Re: Error handling in URIs from Martin Duerst on 2008-06-24 (public-iri@w3.org from June 2008)

From: Martin Duerst <duerst@it.aoyama.ac.jp>
Date: Tue, 24 Jun 2008 20:01:49 +0900
To: Ian Hickson <ian@hixie.ch>, uri@w3.org
Cc: public-iri@w3.org
Message-Id: <6.0.0.20.2.20080624194840.09856b40@localhost>
At 19:09 08/06/24, Ian Hickson wrote:
>
>
>Hi,
>
>I recently started addressing issues related to URIs in the context of the 
>HTML5 specification. In general I am trying to defer as much as possible 
>to the URI, IRI, IDN, and XML Base specifications, but there are a couple 
>of issues that are left undefined by those specifications which I am 
>having trouble with.
>
>The first is error handling behaviour for URIs. Browsers are reasonably 
>consistent in their handling of invalid URI references such as:
>
>   http://example.com/hello world/
>
>...or:
>
>   {{%%xx##
>
>...but the URI specification just says that these URI references are 
>invalid and doesn't really say what to do with them.
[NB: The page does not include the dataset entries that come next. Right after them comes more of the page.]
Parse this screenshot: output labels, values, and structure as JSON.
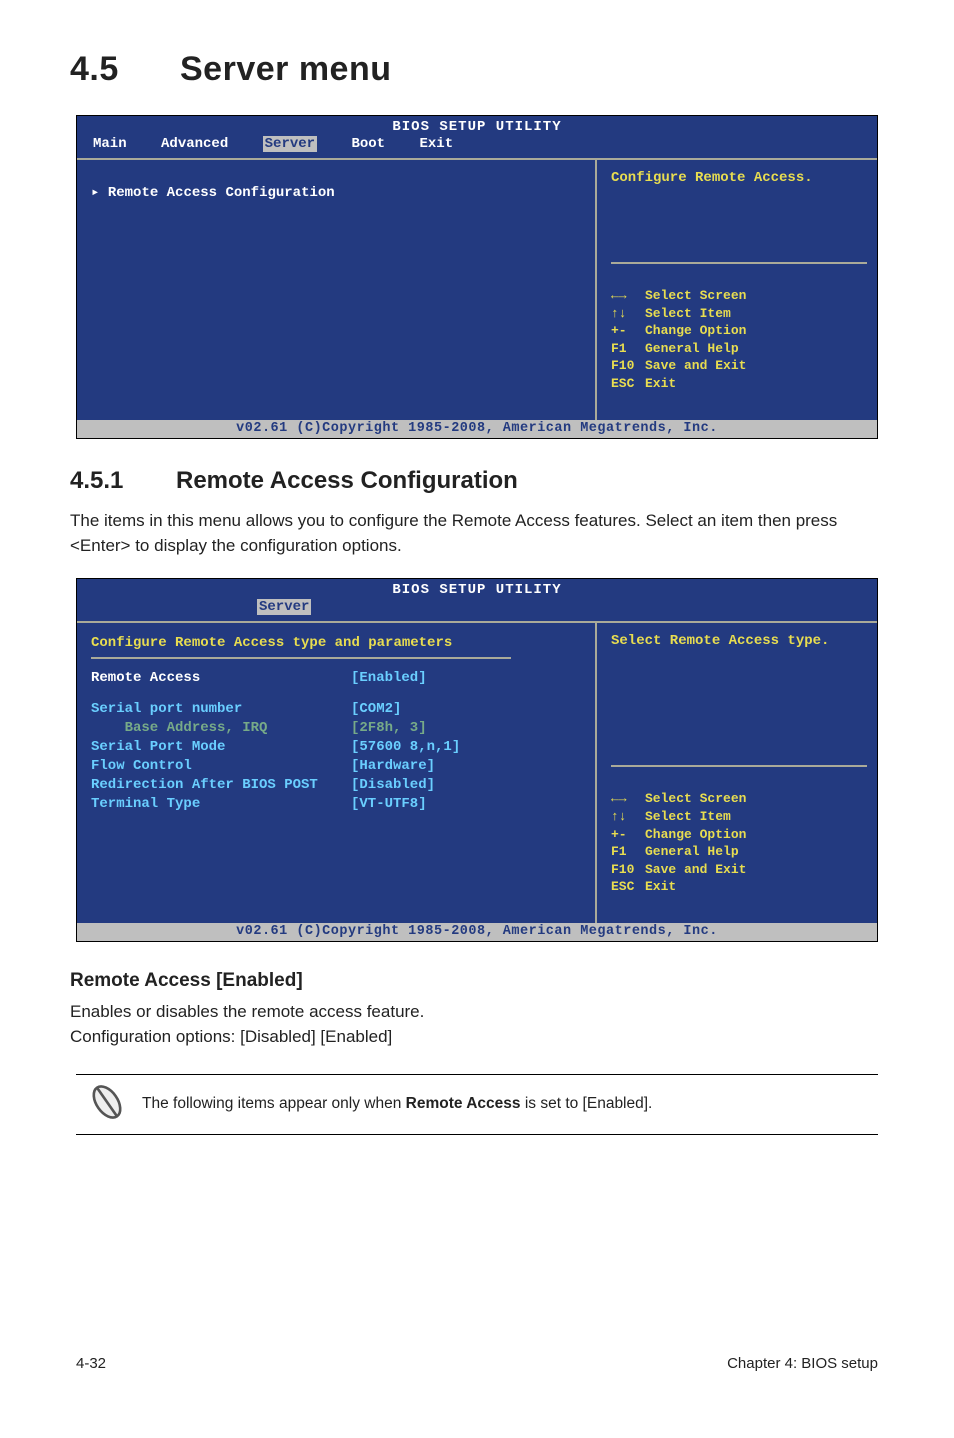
{
  "section": {
    "num": "4.5",
    "title": "Server menu"
  },
  "bios1": {
    "title": "BIOS SETUP UTILITY",
    "menu": {
      "main": "Main",
      "advanced": "Advanced",
      "server": "Server",
      "boot": "Boot",
      "exit": "Exit"
    },
    "left_item": "Remote Access Configuration",
    "help": "Configure Remote Access.",
    "footer": "v02.61 (C)Copyright 1985-2008, American Megatrends, Inc."
  },
  "keys": {
    "l1k": "←→",
    "l1": "Select Screen",
    "l2k": "↑↓",
    "l2": "Select Item",
    "l3k": "+-",
    "l3": "Change Option",
    "l4k": "F1",
    "l4": "General Help",
    "l5k": "F10",
    "l5": "Save and Exit",
    "l6k": "ESC",
    "l6": "Exit"
  },
  "sub451": {
    "num": "4.5.1",
    "title": "Remote Access Configuration"
  },
  "sub451_text": "The items in this menu allows you to configure the Remote Access features. Select an item then press <Enter> to display the configuration options.",
  "bios2": {
    "title": "BIOS SETUP UTILITY",
    "tab": "Server",
    "heading": "Configure Remote Access type and parameters",
    "help": "Select Remote Access type.",
    "rows": {
      "ra_label": "Remote Access",
      "ra_val": "[Enabled]",
      "spn_label": "Serial port number",
      "spn_val": "[COM2]",
      "ba_label": "    Base Address, IRQ",
      "ba_val": "[2F8h, 3]",
      "spm_label": "Serial Port Mode",
      "spm_val": "[57600 8,n,1]",
      "fc_label": "Flow Control",
      "fc_val": "[Hardware]",
      "rb_label": "Redirection After BIOS POST",
      "rb_val": "[Disabled]",
      "tt_label": "Terminal Type",
      "tt_val": "[VT-UTF8]"
    },
    "footer": "v02.61 (C)Copyright 1985-2008, American Megatrends, Inc."
  },
  "opt1": {
    "title": "Remote Access [Enabled]",
    "line1": "Enables or disables the remote access feature.",
    "line2": "Configuration options: [Disabled] [Enabled]"
  },
  "note": {
    "prefix": "The following items appear only when ",
    "bold": "Remote Access",
    "suffix": " is set to [Enabled]."
  },
  "footer": {
    "left": "4-32",
    "right": "Chapter 4: BIOS setup"
  }
}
Yes. For the first example above, most browsers probably just
covert the space to a %20, but there might be exceptions.
I think this is indeed the job of the HTML spec to specify
what is expected, either an error or some other behavior.
It's unreasonable to expect that the URI or IRI specs could
do that on behalf of the HTML spec or some other specs, because
there may be technologies that want to be rather permissive,
and others that want to be very strict.

For the second case, that's total garbage, and shouldn't
resolve. The URI/IRI specs would already tell you that
(illegal would mean that it doesn't resolve, or wouldn't it),
and I just hope HTML5 works things out so that you don't
suddenly come up with something that would work for that
case.


>The second is with IRIs and character encodings other than UTF-8. While 
>browsers reliably encode non-ASCII characters in the path using UTF-8, 
>non-ASCII characters in the query component are encoded using the 
>document's character encoding, and not UTF-8, which is incompatible with 
>how the IRI spec defines things.

This is indeed a point that's missing from the current IRI spec,
and that I plan to add (the draft just expired a few days ago,
and I hope to put out a new one maybe over next weekend).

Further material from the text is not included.